# Help! Need Makeup Ideas For Devil Costume!



## nightdancer16

Here are a couple ideas:



















You could totally turn those kind of catlike eyes into flames - just add some deep red (shimmery if you wanna have some fun with it) and create little wisps of flames - you could also use orange.

If you want to get really authentic, it would be cool to do like light blue on the inner area of your eye, and work your way into some smokey eyes. Then gradually turn that smokey black into a blue, then into orange, and into red to create a more authentic looking flame! Plus it would look super hot.

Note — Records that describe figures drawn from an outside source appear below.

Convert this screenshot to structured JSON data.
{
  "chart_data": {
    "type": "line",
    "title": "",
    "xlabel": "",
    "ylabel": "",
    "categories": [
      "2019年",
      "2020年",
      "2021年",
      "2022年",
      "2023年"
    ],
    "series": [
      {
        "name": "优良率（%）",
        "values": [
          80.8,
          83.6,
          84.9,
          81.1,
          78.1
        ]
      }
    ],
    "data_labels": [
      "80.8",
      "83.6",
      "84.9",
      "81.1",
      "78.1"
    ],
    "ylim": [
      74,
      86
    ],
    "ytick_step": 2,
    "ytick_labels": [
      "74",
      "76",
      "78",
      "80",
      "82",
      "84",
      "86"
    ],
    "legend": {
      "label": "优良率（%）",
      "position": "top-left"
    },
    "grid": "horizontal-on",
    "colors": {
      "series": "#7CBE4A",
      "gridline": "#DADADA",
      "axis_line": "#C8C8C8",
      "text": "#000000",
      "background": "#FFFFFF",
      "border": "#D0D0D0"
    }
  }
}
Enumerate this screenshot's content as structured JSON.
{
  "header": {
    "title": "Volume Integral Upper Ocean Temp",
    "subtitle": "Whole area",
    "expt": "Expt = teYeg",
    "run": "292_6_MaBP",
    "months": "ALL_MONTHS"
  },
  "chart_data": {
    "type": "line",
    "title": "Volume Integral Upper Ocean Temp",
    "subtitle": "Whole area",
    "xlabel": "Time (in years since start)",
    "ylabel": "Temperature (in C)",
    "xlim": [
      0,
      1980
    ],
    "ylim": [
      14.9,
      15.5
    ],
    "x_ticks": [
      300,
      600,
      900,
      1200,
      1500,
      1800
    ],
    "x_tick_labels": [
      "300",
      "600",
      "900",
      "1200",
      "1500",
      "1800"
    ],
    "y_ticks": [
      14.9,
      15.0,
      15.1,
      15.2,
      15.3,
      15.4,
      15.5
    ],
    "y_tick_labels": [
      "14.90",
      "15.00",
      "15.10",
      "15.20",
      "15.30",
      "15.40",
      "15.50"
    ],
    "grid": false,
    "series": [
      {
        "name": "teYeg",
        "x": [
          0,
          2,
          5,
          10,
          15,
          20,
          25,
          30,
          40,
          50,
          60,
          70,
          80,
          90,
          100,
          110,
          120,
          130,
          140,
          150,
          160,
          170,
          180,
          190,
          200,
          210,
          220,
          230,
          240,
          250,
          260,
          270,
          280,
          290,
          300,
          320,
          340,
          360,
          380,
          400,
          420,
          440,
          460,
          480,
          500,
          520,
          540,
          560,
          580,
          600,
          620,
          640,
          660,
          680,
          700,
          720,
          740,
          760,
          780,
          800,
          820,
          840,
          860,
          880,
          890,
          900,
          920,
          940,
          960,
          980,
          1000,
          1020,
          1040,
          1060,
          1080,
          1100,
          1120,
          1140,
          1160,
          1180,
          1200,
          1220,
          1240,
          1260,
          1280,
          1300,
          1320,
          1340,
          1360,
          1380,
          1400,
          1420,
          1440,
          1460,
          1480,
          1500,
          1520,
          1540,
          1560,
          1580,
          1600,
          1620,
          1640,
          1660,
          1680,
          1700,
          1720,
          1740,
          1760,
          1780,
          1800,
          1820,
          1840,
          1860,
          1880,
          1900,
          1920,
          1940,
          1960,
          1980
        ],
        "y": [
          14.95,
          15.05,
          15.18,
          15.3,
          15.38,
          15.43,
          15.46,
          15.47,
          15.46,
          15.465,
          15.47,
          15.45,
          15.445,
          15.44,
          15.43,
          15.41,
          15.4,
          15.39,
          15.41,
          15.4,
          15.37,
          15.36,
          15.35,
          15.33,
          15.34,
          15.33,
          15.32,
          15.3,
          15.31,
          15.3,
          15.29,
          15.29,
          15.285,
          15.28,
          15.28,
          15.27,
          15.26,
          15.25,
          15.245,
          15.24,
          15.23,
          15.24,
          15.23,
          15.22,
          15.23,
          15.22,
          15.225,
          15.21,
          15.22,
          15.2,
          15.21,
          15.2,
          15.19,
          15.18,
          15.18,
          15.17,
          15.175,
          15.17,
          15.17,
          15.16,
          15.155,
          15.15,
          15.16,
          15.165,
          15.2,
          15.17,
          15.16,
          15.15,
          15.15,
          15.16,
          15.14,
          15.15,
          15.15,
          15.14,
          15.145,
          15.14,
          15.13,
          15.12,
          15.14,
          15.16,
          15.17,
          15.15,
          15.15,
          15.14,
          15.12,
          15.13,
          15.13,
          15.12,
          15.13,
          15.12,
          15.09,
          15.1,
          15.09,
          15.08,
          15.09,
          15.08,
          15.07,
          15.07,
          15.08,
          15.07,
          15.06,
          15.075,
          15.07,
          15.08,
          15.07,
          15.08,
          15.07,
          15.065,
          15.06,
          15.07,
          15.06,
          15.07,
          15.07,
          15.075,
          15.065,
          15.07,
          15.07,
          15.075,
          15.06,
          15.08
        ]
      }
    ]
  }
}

And finally here is a look if you're looking to go a little less theatrical:











Hope those help!!


----------



## The Amazing K

Great ideas! Thank you! Where did you find these, if you dont mind me asking?


----------



## nightdancer16

The first two I already had (I keep a collection of makeup designs and stuff that I think is cool... hahaha I'm such a nerd) and the last one I found by via Google. I can't remember if I searched for intense eye makeup, funky eye makeup, or black and red makeup... one of those! haha sometimes you have to widen what you're searching for, or search for something else and you end up finding what you want!

Glad those helped!


----------



## Sychoclown

Check out You Tube.

YouTube - Request- Cruella devil inspired make up tutorial Part 1


----------



## propmistress

You tube 
how to do devil makeup site:youtube.com - Google Videos


----------



## The Amazing K

I love all the ideas! Thanks everyone. Feel free to keep them coming. I've found a lot on google thanks to the first post, but I just can't decide..I'm going to have to go through a lot of makeup experimenting to find what looks best on me! Keep them coming, by all means.


----------



## monstergramma

YouTube - She Devil Make-Up Tutorial (Requested)

Watch this one.


----------